Using -TClientDataRequest

An asynchronous request often needs to copy -a structure of fixed size to its client to complete a request. The TClientDataRequest object -exists for this purpose: it writes a fixed size structure to user memory and -completes the request in the following steps.

The driver creates a TClientDataRequest object -for each asynchronous client which may be outstanding concurrently: either -one per client or one per request as appropriate.
When the client makes -a request the TClientDataRequest object is set to contain -the address of the client's buffer or descriptor and the address of the client's TRequestStatus. -This takes place in the client context.
The data to be written -is copied into the buffer of the TClientDataRequest object.
A call to Kern::QueueRequestComplete() passes -the address of the TClientDataRequest object.
The client is signalled -immediately.
When the client thread -next runs, the buffer contents and completion value are written to the client.

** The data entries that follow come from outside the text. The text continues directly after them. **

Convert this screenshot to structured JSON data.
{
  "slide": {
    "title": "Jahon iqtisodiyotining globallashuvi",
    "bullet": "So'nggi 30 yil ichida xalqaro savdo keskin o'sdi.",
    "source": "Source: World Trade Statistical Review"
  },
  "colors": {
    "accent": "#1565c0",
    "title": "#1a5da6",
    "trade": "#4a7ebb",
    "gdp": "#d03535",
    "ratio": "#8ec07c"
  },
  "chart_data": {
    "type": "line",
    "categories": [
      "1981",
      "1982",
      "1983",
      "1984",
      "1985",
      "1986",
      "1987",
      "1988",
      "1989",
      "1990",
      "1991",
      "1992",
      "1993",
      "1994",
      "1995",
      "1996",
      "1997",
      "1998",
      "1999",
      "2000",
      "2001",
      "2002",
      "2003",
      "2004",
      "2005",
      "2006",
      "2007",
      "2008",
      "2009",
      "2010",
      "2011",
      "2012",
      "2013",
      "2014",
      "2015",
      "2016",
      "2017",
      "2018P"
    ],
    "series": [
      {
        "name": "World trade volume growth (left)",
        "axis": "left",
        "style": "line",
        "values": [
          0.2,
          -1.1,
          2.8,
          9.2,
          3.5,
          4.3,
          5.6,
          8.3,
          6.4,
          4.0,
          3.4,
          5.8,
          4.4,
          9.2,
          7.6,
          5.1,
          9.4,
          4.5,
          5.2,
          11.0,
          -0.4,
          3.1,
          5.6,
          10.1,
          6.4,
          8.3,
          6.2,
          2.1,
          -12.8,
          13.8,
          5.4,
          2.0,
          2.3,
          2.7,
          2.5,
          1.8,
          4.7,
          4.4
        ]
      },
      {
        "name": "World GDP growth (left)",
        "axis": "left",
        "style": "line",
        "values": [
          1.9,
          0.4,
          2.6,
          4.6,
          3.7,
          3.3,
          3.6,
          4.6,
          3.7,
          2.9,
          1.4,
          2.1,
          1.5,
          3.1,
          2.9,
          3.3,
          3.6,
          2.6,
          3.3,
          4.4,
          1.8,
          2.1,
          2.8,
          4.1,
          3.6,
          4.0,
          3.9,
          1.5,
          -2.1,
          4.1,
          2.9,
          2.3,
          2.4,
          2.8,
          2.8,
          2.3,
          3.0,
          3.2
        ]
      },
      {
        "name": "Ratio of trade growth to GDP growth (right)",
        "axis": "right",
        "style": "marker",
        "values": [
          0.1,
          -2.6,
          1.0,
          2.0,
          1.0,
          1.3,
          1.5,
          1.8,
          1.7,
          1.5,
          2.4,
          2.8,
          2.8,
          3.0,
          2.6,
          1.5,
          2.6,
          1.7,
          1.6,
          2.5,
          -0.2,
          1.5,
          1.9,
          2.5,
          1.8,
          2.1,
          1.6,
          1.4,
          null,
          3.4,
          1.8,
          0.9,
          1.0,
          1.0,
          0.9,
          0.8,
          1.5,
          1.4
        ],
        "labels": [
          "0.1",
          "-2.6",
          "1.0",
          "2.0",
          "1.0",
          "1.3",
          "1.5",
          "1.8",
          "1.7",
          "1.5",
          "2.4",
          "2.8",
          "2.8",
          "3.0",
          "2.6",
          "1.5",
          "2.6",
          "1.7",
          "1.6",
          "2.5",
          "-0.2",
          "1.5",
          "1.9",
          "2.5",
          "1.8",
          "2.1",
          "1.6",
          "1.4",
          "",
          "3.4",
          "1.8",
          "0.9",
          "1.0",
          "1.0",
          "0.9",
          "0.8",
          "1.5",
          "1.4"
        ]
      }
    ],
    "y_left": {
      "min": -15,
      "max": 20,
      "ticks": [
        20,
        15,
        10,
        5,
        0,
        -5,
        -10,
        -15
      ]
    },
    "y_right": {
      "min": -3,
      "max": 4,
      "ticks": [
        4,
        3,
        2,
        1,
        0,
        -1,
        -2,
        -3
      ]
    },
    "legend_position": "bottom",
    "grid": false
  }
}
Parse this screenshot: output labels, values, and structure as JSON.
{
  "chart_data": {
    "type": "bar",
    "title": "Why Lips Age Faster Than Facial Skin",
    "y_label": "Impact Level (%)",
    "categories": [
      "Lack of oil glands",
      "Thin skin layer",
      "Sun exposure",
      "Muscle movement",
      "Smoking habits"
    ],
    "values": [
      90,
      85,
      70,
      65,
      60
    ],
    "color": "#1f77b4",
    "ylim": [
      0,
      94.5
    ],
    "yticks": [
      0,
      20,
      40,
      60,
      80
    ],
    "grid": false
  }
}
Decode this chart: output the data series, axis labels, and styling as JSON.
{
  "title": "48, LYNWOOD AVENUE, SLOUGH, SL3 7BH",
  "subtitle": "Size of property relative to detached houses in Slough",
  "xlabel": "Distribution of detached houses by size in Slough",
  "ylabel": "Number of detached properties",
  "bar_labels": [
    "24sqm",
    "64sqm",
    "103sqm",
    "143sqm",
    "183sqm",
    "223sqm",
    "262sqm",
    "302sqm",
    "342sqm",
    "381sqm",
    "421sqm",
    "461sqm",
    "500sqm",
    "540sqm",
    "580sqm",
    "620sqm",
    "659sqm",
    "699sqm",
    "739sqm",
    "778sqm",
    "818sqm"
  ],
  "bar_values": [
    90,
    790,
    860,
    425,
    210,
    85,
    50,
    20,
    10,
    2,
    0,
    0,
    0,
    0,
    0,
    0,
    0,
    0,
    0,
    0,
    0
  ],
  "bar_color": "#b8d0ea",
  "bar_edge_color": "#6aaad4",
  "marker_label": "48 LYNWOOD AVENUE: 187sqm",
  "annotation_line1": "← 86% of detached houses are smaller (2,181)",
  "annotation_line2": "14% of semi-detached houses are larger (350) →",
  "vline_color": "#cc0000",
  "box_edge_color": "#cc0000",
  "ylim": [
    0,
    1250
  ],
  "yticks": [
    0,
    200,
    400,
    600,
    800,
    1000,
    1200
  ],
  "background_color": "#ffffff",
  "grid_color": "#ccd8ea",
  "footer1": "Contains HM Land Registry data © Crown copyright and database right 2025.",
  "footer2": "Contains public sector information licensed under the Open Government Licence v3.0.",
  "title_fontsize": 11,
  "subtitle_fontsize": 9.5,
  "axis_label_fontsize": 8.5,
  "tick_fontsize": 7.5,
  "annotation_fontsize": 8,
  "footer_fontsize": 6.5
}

Using -TClientBufferRequest

When it is necessary to access user memory -from a DFC thread context, that memory must be pinned for the duration of -the request and unpinned when the request is completed. The pinning must be -performed in the context of the client thread. The TClientBufferRequest object -exists for this purpose.It is used in the following way.

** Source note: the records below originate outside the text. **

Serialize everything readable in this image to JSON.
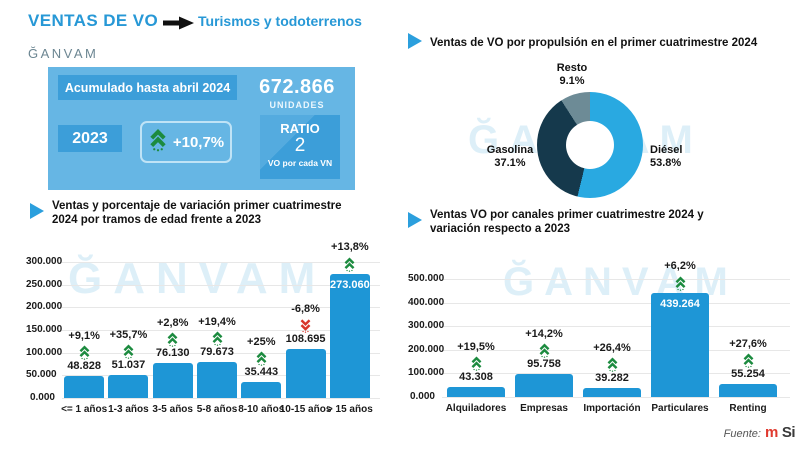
{
  "header": {
    "title": "VENTAS DE VO",
    "subtitle": "Turismos y todoterrenos",
    "logo": "ĞANVAM"
  },
  "summary": {
    "period_label": "Acumulado hasta abril 2024",
    "total_value": "672.866",
    "total_unit": "UNIDADES",
    "year_label": "2023",
    "variation": "+10,7%",
    "ratio_title": "RATIO",
    "ratio_value": "2",
    "ratio_caption": "VO por cada VN"
  },
  "sections": {
    "age": {
      "title_line1": "Ventas y porcentaje de variación primer cuatrimestre",
      "title_line2": "2024 por tramos de edad frente a 2023"
    },
    "propulsion": {
      "title": "Ventas de VO por propulsión en el primer cuatrimestre 2024"
    },
    "channels": {
      "title_line1": "Ventas VO por canales primer cuatrimestre 2024 y",
      "title_line2": "variación respecto a 2023"
    }
  },
  "watermark": "ĞANVAM",
  "footer": {
    "label": "Fuente:",
    "brand_m": "m",
    "brand_si": "Si"
  },
  "colors": {
    "accent_blue": "#2798d6",
    "box_blue": "#66b6e4",
    "strip_blue": "#3c9ed9",
    "bar_blue": "#1e96d6",
    "up_green": "#1c8b3f",
    "down_red": "#d8352a"
  },
  "chart_data": [
    {
      "type": "bar",
      "id": "age-chart",
      "title": "Ventas y porcentaje de variación primer cuatrimestre 2024 por tramos de edad frente a 2023",
      "categories": [
        "<= 1 años",
        "1-3 años",
        "3-5 años",
        "5-8 años",
        "8-10 años",
        "10-15 años",
        "> 15 años"
      ],
      "values": [
        48828,
        51037,
        76130,
        79673,
        35443,
        108695,
        273060
      ],
      "value_labels": [
        "48.828",
        "51.037",
        "76.130",
        "79.673",
        "35.443",
        "108.695",
        "273.060"
      ],
      "variations": [
        "+9,1%",
        "+35,7%",
        "+2,8%",
        "+19,4%",
        "+25%",
        "-6,8%",
        "+13,8%"
      ],
      "variation_directions": [
        "up",
        "up",
        "up",
        "up",
        "up",
        "down",
        "up"
      ],
      "inside_value_index": 6,
      "ylim": [
        0,
        300000
      ],
      "yticks": [
        "0.000",
        "50.000",
        "100.000",
        "150.000",
        "200.000",
        "250.000",
        "300.000"
      ],
      "bar_color": "#1e96d6",
      "up_color": "#1c8b3f",
      "down_color": "#d8352a"
    },
    {
      "type": "donut",
      "id": "propulsion-donut",
      "title": "Ventas de VO por propulsión en el primer cuatrimestre 2024",
      "slices": [
        {
          "label": "Diésel",
          "value": 53.8,
          "value_label": "53.8%",
          "color": "#29a9e1"
        },
        {
          "label": "Gasolina",
          "value": 37.1,
          "value_label": "37.1%",
          "color": "#15394c"
        },
        {
          "label": "Resto",
          "value": 9.1,
          "value_label": "9.1%",
          "color": "#6d8b96"
        }
      ]
    },
    {
      "type": "bar",
      "id": "chan-chart",
      "title": "Ventas VO por canales primer cuatrimestre 2024 y variación respecto a 2023",
      "categories": [
        "Alquiladores",
        "Empresas",
        "Importación",
        "Particulares",
        "Renting"
      ],
      "values": [
        43308,
        95758,
        39282,
        439264,
        55254
      ],
      "value_labels": [
        "43.308",
        "95.758",
        "39.282",
        "439.264",
        "55.254"
      ],
      "variations": [
        "+19,5%",
        "+14,2%",
        "+26,4%",
        "+6,2%",
        "+27,6%"
      ],
      "variation_directions": [
        "up",
        "up",
        "up",
        "up",
        "up"
      ],
      "inside_value_index": 3,
      "ylim": [
        0,
        500000
      ],
      "yticks": [
        "0.000",
        "100.000",
        "200.000",
        "300.000",
        "400.000",
        "500.000"
      ],
      "bar_color": "#1e96d6",
      "up_color": "#1c8b3f",
      "down_color": "#d8352a"
    }
  ]
}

The driver creates a TClientBufferRequest object -for each client request which may be outstanding concurrently: either one -per client or one per request as appropriate.
Whe a client makes a -request, the TClientBufferRequest object is set to contain -the address of any buffers used and the address of the client's TRequestStatus. -Doing so pins the contents of the buffers: they can be specified as descriptors -or by start address and length. This takes place in the client context.
The driver calls Kern::ThreadBufRead() and Kern::ThreadBufWrite() to access the client's buffers. This takes place in the context of the DFC.
When the request is -complete, the driver calls Kern::QueueBufferRequestComplete() passing -the TClientBufferRequest object. This signals the client -immediately and unpins the buffers.
When the client thread -next runs, the completion value is written back to the client along with the -updated length of any descriptors.

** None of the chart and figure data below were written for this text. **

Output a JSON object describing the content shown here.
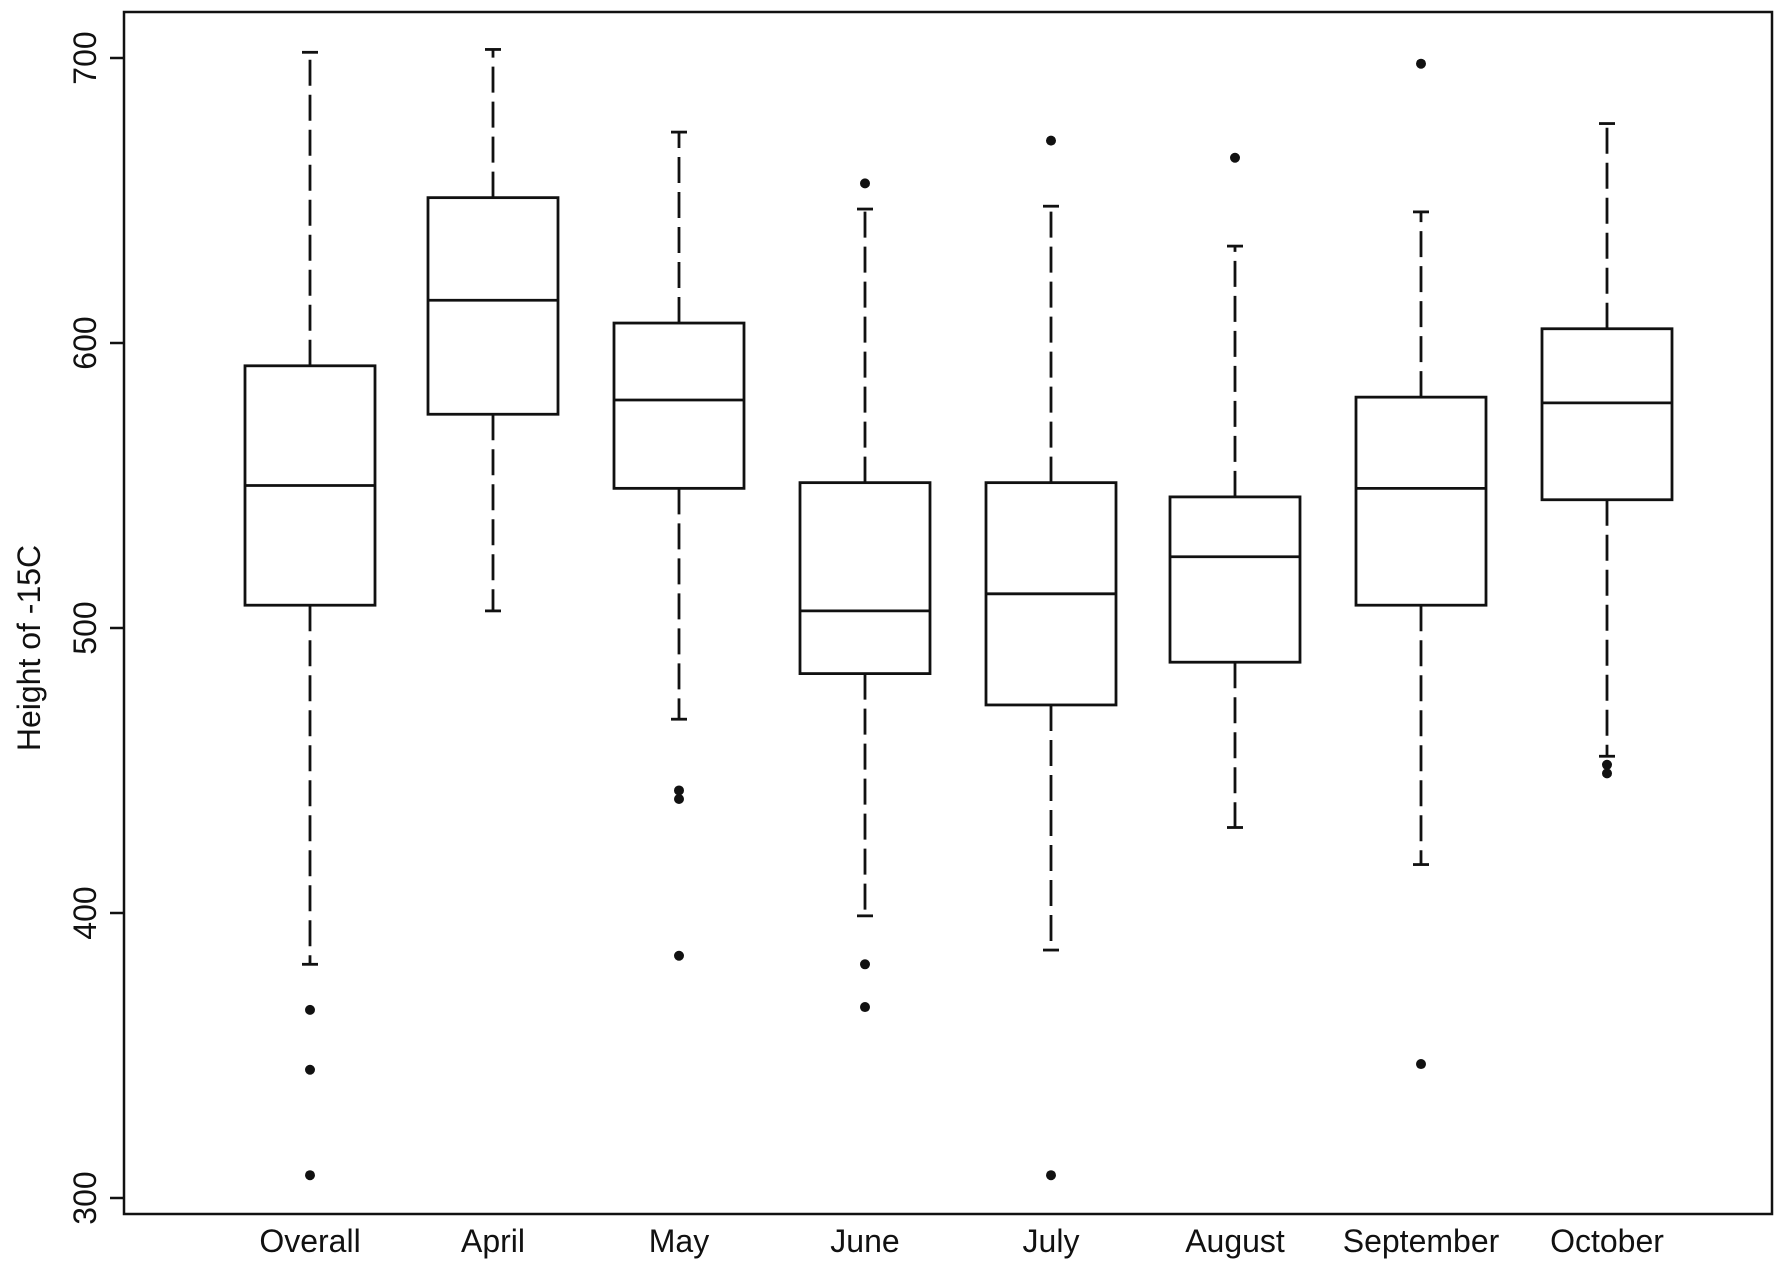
{
  "chart_data": {
    "type": "box",
    "title": "",
    "xlabel": "",
    "ylabel": "Height of -15C",
    "ylim": [
      300,
      700
    ],
    "yticks": [
      300,
      400,
      500,
      600,
      700
    ],
    "ytick_labels": [
      "300",
      "400",
      "500",
      "600",
      "700"
    ],
    "grid": false,
    "categories": [
      "Overall",
      "April",
      "May",
      "June",
      "July",
      "August",
      "September",
      "October"
    ],
    "boxes": [
      {
        "label": "Overall",
        "whisker_low": 382,
        "q1": 508,
        "median": 550,
        "q3": 592,
        "whisker_high": 702,
        "outliers": [
          366,
          345,
          308
        ]
      },
      {
        "label": "April",
        "whisker_low": 506,
        "q1": 575,
        "median": 615,
        "q3": 651,
        "whisker_high": 703,
        "outliers": []
      },
      {
        "label": "May",
        "whisker_low": 468,
        "q1": 549,
        "median": 580,
        "q3": 607,
        "whisker_high": 674,
        "outliers": [
          443,
          440,
          385
        ]
      },
      {
        "label": "June",
        "whisker_low": 399,
        "q1": 484,
        "median": 506,
        "q3": 551,
        "whisker_high": 647,
        "outliers": [
          656,
          382,
          367
        ]
      },
      {
        "label": "July",
        "whisker_low": 387,
        "q1": 473,
        "median": 512,
        "q3": 551,
        "whisker_high": 648,
        "outliers": [
          671,
          308
        ]
      },
      {
        "label": "August",
        "whisker_low": 430,
        "q1": 488,
        "median": 525,
        "q3": 546,
        "whisker_high": 634,
        "outliers": [
          665
        ]
      },
      {
        "label": "September",
        "whisker_low": 417,
        "q1": 508,
        "median": 549,
        "q3": 581,
        "whisker_high": 646,
        "outliers": [
          698,
          347
        ]
      },
      {
        "label": "October",
        "whisker_low": 455,
        "q1": 545,
        "median": 579,
        "q3": 605,
        "whisker_high": 677,
        "outliers": [
          452,
          449
        ]
      }
    ]
  }
}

Using -Kern::RequestComplete()

The function Kern::RequestComplete() exists -in two versions:

static void Kern::RequestComplete(DThread* aThread, TRequestStatus*& aStatus, TInt aReason);

which is now deprecated, and its overloaded replacement

static void Kern::RequestComplete(TRequestStatus*& aStatus, TInt aReason);

The -overloaded version should always be used, as it does not take a thread pointer -argument.

Using -shared chunks

Shared chunks are a mechanism by which kernel side -code shares buffers with user side code. As an alternative to pinning memory -they have the following advantages:

Shared chunks cannot -be paged and therefore paging faults never arise.
Shared chunks transfer -data with a minimum number of copying operations and are useful where high -speeds and large volumes are required.

Shared chunks present disadvantages when a driver is being migrated -rather than written from scratch, as the client API must be rewritten as well -as the driver code.